I learned to code as a freshman in college, mostly by accident. I was a chemistry major who hated chemistry classes, so I switched on a whim into the introductory programming sequence. That first course felt like a homecoming. I earned my B.S., M.S., and Ph.D. without looking back. It's been nearly twenty years since then; I feel incredibly lucky that the field I fell in love with is one that affords such enormous opportunity.
My computer science training has positioned me to do so much more than "just" write code (but I still love to do that, too). I get to teach at universities. I get to visit customers and colleagues around the world and synthesize their feedback into product plans. I get to work with marketers, salespeople, engineers, executives, etc. and learn about their jobs. I get to mentor budding, enthusiastic engineers and analysts.
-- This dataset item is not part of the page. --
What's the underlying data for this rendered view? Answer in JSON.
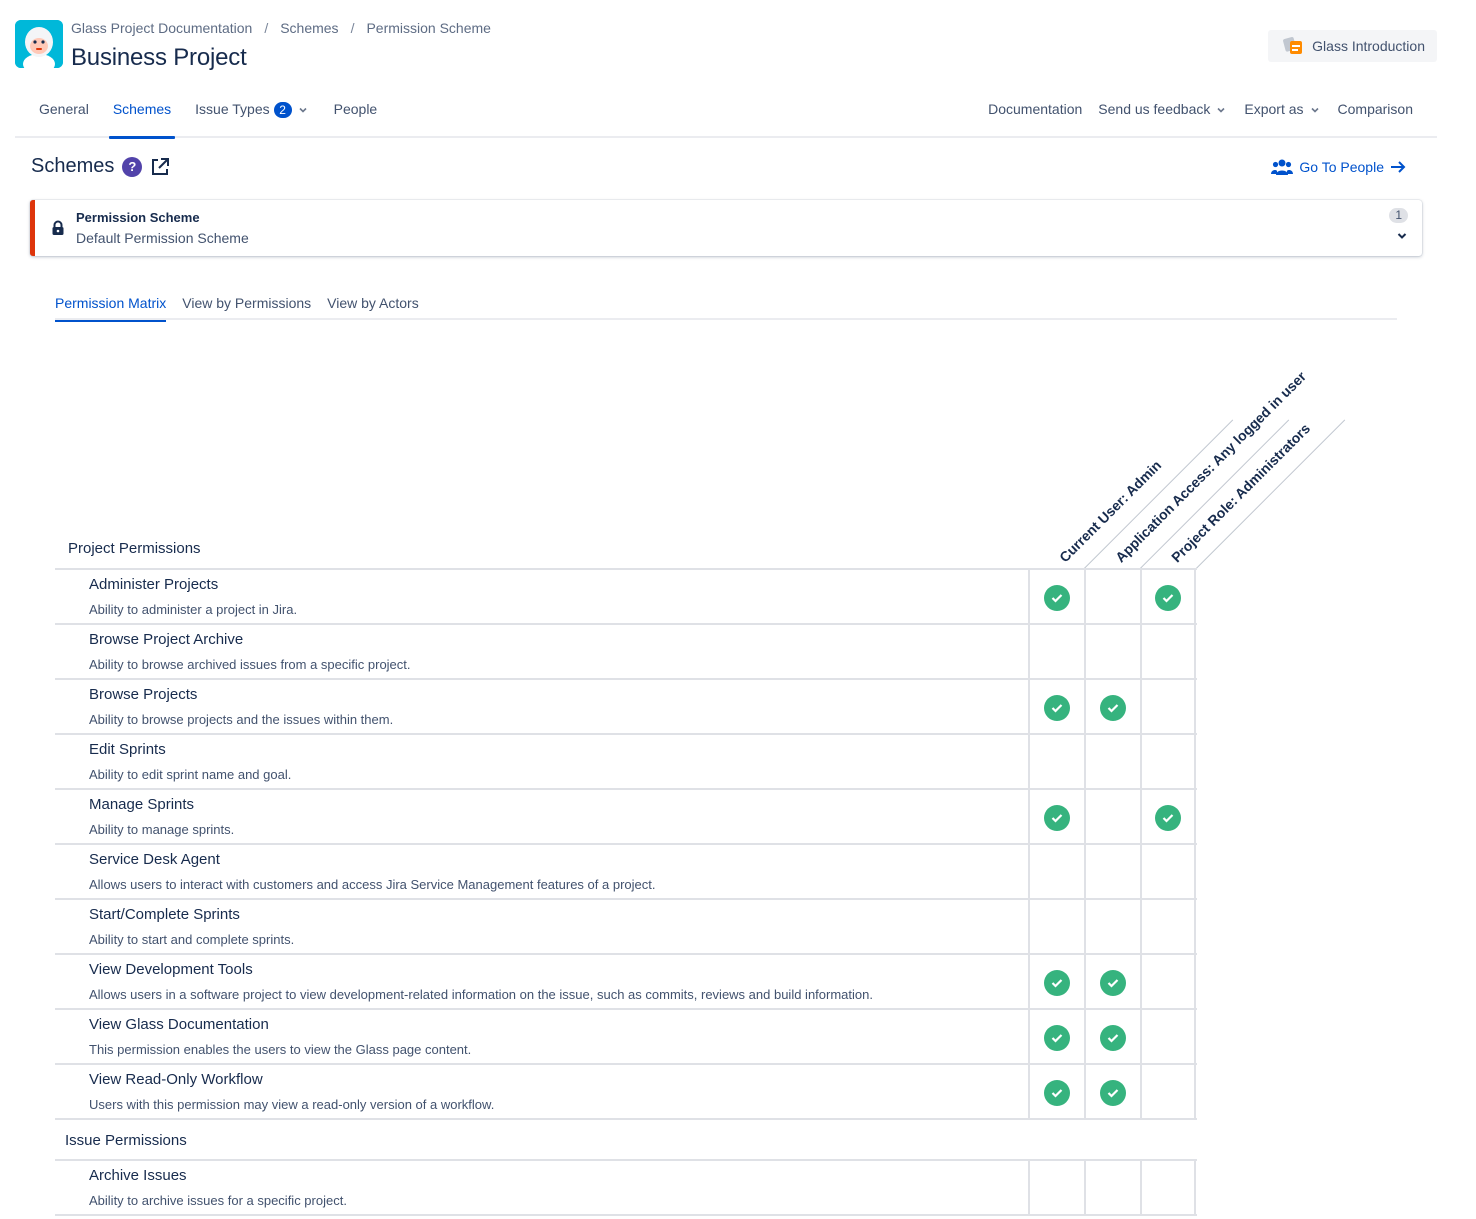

I also get to be a role model to my three little boys. For them, it's normal for mom to discuss her workday over dinner; to have opinions about tech; to state and pursue career ambitions. I can point to my work and tell them, "Mama built that." I hope and expect that they'll be genuinely bewildered when they first encounter the "women aren't good at tech" trope. The flexibility of tech jobs also means that I can be with my kids when I want or need to be, without fear of losing my job or suffering financially.
I discovered computing accidentally. I'm glad that there are more on-ramps into the tech world nowadays, especially for people who might not otherwise find or follow a technical path. Coding opens up opportunities; I look forward to the day when those opportunities are available to everyone who wants to take advantage of them.